A Miliband is going to be the head of the Labour Party. No surprise there. But the big surprise is that it’s not the one who was ahead in the campaign or the same one who led the first three rounds of the vote before his brother slipped ahead by a sliver of a margin, helped by the trades union vote.

This was like watching the final shock scene from the film “Carrie”: The union bosses representing the dead weight of the past rose up to give Ed Miliband their critical support. It’s a shame, because Labour stands a good chance of winning the next election as the budget-cutting policies of the new government bite. I’m talking about 25 percent cuts across the board in government departments that will see the number of jobless rise, and a hike in VAT to 20 percent.
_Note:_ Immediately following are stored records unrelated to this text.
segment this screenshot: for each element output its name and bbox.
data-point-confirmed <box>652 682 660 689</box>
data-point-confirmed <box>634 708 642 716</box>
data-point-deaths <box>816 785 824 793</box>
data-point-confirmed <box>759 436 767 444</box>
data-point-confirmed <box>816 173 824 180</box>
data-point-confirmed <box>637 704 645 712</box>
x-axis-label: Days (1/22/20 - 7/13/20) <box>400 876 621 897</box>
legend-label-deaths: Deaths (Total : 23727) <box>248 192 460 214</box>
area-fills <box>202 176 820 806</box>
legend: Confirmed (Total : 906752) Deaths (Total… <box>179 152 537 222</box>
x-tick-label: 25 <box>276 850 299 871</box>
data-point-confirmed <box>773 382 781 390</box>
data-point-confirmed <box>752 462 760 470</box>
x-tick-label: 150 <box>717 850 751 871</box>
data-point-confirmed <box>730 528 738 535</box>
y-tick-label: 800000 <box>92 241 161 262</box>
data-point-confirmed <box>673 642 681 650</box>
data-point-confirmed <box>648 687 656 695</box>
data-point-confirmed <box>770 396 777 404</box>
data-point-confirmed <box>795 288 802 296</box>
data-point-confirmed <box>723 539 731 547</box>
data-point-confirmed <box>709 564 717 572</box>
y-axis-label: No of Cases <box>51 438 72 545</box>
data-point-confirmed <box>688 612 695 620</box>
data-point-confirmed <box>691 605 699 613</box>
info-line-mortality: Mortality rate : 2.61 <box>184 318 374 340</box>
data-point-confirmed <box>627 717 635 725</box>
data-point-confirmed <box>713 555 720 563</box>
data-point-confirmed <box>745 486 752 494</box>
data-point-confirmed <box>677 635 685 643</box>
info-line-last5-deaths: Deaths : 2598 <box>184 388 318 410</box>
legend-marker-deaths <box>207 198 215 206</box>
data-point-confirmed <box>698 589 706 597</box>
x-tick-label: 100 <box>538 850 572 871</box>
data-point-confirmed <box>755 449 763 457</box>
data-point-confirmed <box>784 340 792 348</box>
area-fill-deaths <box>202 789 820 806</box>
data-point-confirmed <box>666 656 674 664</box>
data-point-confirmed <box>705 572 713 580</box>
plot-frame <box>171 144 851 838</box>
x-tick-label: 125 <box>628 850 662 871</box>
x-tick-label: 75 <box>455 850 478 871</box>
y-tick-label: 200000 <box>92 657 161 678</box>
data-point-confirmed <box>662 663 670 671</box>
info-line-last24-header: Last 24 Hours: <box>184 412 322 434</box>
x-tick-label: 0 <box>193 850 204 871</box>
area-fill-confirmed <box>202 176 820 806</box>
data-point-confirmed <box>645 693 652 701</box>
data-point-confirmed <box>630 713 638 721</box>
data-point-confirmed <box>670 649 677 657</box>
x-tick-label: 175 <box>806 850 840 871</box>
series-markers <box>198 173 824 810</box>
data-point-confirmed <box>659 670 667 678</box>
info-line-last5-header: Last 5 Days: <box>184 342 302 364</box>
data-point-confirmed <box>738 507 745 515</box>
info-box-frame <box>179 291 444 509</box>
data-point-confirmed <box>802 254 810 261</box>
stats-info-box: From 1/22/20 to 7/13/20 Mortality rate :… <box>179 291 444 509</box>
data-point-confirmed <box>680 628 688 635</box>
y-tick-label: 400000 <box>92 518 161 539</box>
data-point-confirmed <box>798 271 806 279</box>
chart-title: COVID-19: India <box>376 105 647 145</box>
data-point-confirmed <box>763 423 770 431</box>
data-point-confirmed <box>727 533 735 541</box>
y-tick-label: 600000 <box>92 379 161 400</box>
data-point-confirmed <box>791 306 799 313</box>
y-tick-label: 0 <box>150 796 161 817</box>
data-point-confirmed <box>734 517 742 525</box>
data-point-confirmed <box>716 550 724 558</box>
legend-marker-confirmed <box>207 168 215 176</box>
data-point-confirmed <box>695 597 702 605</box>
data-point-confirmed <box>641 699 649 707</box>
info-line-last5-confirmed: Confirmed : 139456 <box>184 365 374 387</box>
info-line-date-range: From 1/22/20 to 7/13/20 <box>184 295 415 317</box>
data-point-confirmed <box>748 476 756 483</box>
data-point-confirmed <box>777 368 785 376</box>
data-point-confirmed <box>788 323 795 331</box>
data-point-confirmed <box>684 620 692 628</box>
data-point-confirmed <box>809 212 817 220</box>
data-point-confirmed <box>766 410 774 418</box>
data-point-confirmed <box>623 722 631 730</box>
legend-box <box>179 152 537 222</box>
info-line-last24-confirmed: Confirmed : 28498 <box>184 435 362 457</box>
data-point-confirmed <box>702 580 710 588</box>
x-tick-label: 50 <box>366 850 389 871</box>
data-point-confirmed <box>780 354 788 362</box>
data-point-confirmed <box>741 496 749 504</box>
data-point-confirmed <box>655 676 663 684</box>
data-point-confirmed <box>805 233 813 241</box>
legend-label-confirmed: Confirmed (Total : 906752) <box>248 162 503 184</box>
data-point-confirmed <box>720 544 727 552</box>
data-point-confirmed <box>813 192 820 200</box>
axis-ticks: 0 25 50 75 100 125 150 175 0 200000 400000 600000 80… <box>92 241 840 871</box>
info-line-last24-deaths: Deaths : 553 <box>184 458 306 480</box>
Last month, the government posted the biggest budget deficit for August since records began.

This has been a long, drawn-out and fascinating fratricidal struggle between the two Milibands — the better-known David, the former foreign secretary who is close to Tony Blair, and younger brother Ed, aged 40, a confidant of Gordon Brown, the defeated prime minister.

The Tories have already called the victory of “Red Ed” a “great leap backwards” for Labour.
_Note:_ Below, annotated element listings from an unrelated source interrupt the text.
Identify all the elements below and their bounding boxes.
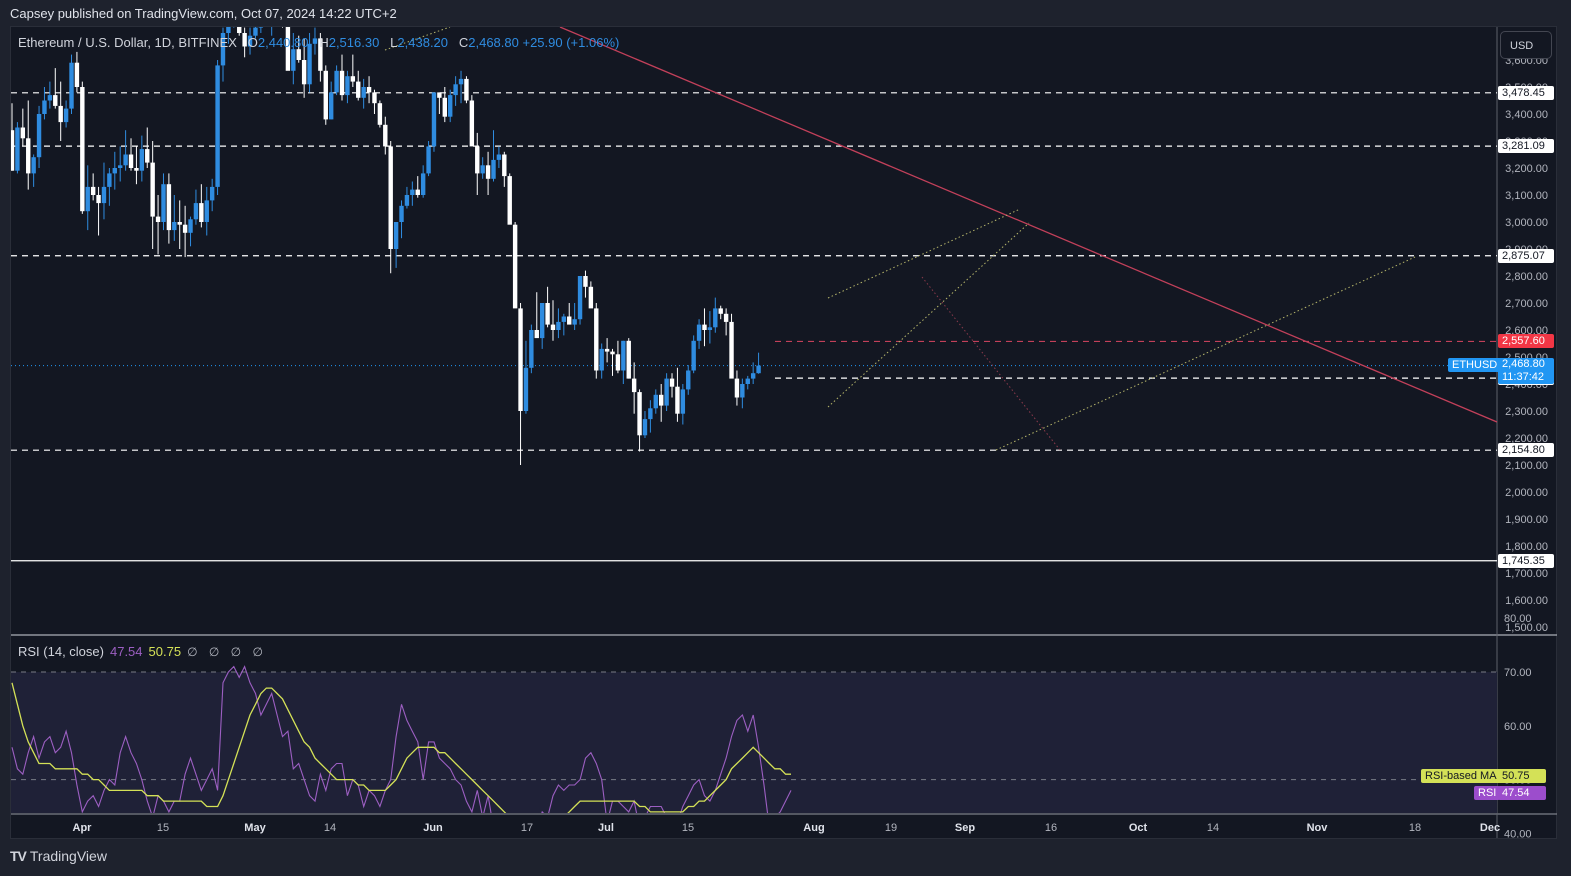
price-tick-label: 3,000.00 (1505, 217, 1548, 229)
time-tick-label: May (244, 822, 266, 834)
price-tick-label: 2,100.00 (1505, 460, 1548, 472)
brand-name: TradingView (29, 848, 107, 864)
price-tick-label: 2,300.00 (1505, 406, 1548, 418)
channel-line[interactable] (921, 276, 1061, 451)
rsi-na-values: ∅ ∅ ∅ ∅ (187, 645, 267, 659)
currency-button[interactable]: USD (1500, 31, 1552, 59)
rsi-tag-label: RSI (1474, 785, 1501, 800)
time-tick-label: 19 (885, 822, 897, 834)
rsi-line (11, 665, 792, 813)
time-tick-label: Dec (1480, 822, 1500, 834)
time-tick-label: Oct (1129, 822, 1148, 834)
time-tick-label: 18 (1409, 822, 1421, 834)
time-tick-label: Nov (1307, 822, 1329, 834)
time-tick-label: 14 (324, 822, 336, 834)
price-tick-label: 2,800.00 (1505, 271, 1548, 283)
current-price-tag: 2,468.80 11:37:42 (1498, 358, 1554, 385)
channel-line[interactable] (384, 27, 451, 51)
time-tick-label: 15 (682, 822, 694, 834)
rsi-tick-label: 80.00 (1504, 613, 1532, 625)
rsi-legend: RSI (14, close) 47.54 50.75 ∅ ∅ ∅ ∅ (18, 644, 267, 659)
rsi-ma-legend-value: 50.75 (148, 644, 182, 659)
time-tick-label: Sep (955, 822, 975, 834)
rsi-legend-value: 47.54 (109, 644, 143, 659)
bar-countdown: 11:37:42 (1502, 371, 1545, 384)
channel-line[interactable] (827, 208, 1021, 299)
rsi-title[interactable]: RSI (14, close) (18, 644, 104, 659)
open-value: 2,440.80 (257, 35, 309, 50)
tradingview-brand[interactable]: TV TradingView (10, 848, 107, 864)
tradingview-logo-icon: TV (10, 848, 27, 864)
channel-line[interactable] (827, 222, 1030, 408)
price-tick-label: 2,200.00 (1505, 433, 1548, 445)
channel-line[interactable] (995, 256, 1416, 451)
price-tick-label: 3,100.00 (1505, 190, 1548, 202)
publish-header: Capsey published on TradingView.com, Oct… (10, 6, 397, 21)
symbol-title[interactable]: Ethereum / U.S. Dollar, 1D, BITFINEX (18, 35, 237, 50)
time-tick-label: 14 (1207, 822, 1219, 834)
rsi-pane[interactable] (11, 665, 1497, 876)
price-tick-label: 1,900.00 (1505, 514, 1548, 526)
time-tick-label: Aug (803, 822, 824, 834)
level-price-tag: 2,557.60 (1498, 334, 1554, 349)
price-tick-label: 1,600.00 (1505, 595, 1548, 607)
rsi-ma-tag-label: RSI-based MA (1421, 768, 1501, 783)
price-tick-label: 1,700.00 (1505, 568, 1548, 580)
rsi-tag-value: 47.54 (1498, 785, 1546, 800)
time-tick-label: Apr (73, 822, 93, 834)
low-value: 2,438.20 (397, 35, 449, 50)
rsi-tick-label: 60.00 (1504, 721, 1532, 733)
time-tick-label: 17 (521, 822, 533, 834)
level-price-tag: 2,154.80 (1498, 443, 1554, 458)
time-tick-label: Jul (598, 822, 614, 834)
rsi-band-fill (11, 672, 1497, 813)
time-tick-label: 16 (1045, 822, 1057, 834)
close-label: C (458, 35, 469, 50)
price-tick-label: 2,700.00 (1505, 298, 1548, 310)
symbol-tag: ETHUSD (1448, 358, 1502, 373)
level-price-tag: 2,875.07 (1498, 248, 1554, 263)
rsi-tick-label: 70.00 (1504, 667, 1532, 679)
price-tick-label: 3,200.00 (1505, 163, 1548, 175)
close-value: 2,468.80 (468, 35, 519, 50)
low-label: L (390, 35, 398, 50)
candlestick-series (11, 27, 761, 465)
price-tick-label: 2,600.00 (1505, 325, 1548, 337)
rsi-tick-label: 40.00 (1504, 828, 1532, 840)
level-price-tag: 3,478.45 (1498, 85, 1554, 100)
price-tick-label: 1,500.00 (1505, 622, 1548, 634)
price-pane[interactable] (10, 0, 1497, 562)
rsi-ma-line (11, 682, 791, 813)
current-price-value: 2,468.80 (1502, 358, 1545, 371)
open-label: O (247, 35, 258, 50)
time-tick-label: Jun (423, 822, 443, 834)
price-tick-label: 3,400.00 (1505, 109, 1548, 121)
high-value: 2,516.30 (328, 35, 380, 50)
time-tick-label: 15 (157, 822, 169, 834)
change-value: +25.90 (+1.06%) (522, 35, 620, 50)
price-tick-label: 2,000.00 (1505, 487, 1548, 499)
rsi-ma-tag-value: 50.75 (1498, 768, 1546, 783)
level-price-tag: 3,281.09 (1498, 139, 1554, 154)
level-price-tag: 1,745.35 (1498, 553, 1554, 568)
symbol-legend: Ethereum / U.S. Dollar, 1D, BITFINEX O2,… (18, 35, 619, 50)
price-tick-label: 1,800.00 (1505, 541, 1548, 553)
descending-trendline[interactable] (559, 27, 1497, 423)
high-label: H (319, 35, 329, 50)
Before the British election last May, the governor of the Bank of England, Mervyn King, was quoted as saying he pitied whoever won. King said the austerity measures that would be necessary would be so severe that the victor would be out of power for a generation. In the event, the election consigned Brown to the history books but was hardly a vote of confidence in the Conservative leader David Cameron. The result has been the first coalition in Britain in 70 years, bringing the Liberal Democrats into government with the Conservatives.

So the big question now will be the same one that should have been asked all along: Is Ed Miliband prime ministerial material? The Labour Party members have given their answer. We’ll see in five years whether they were right, but if he is elected the next prime minister of Britain it may be not because of his personal talents but because of a tidal wave of protest from middle-class voters against the incumbents.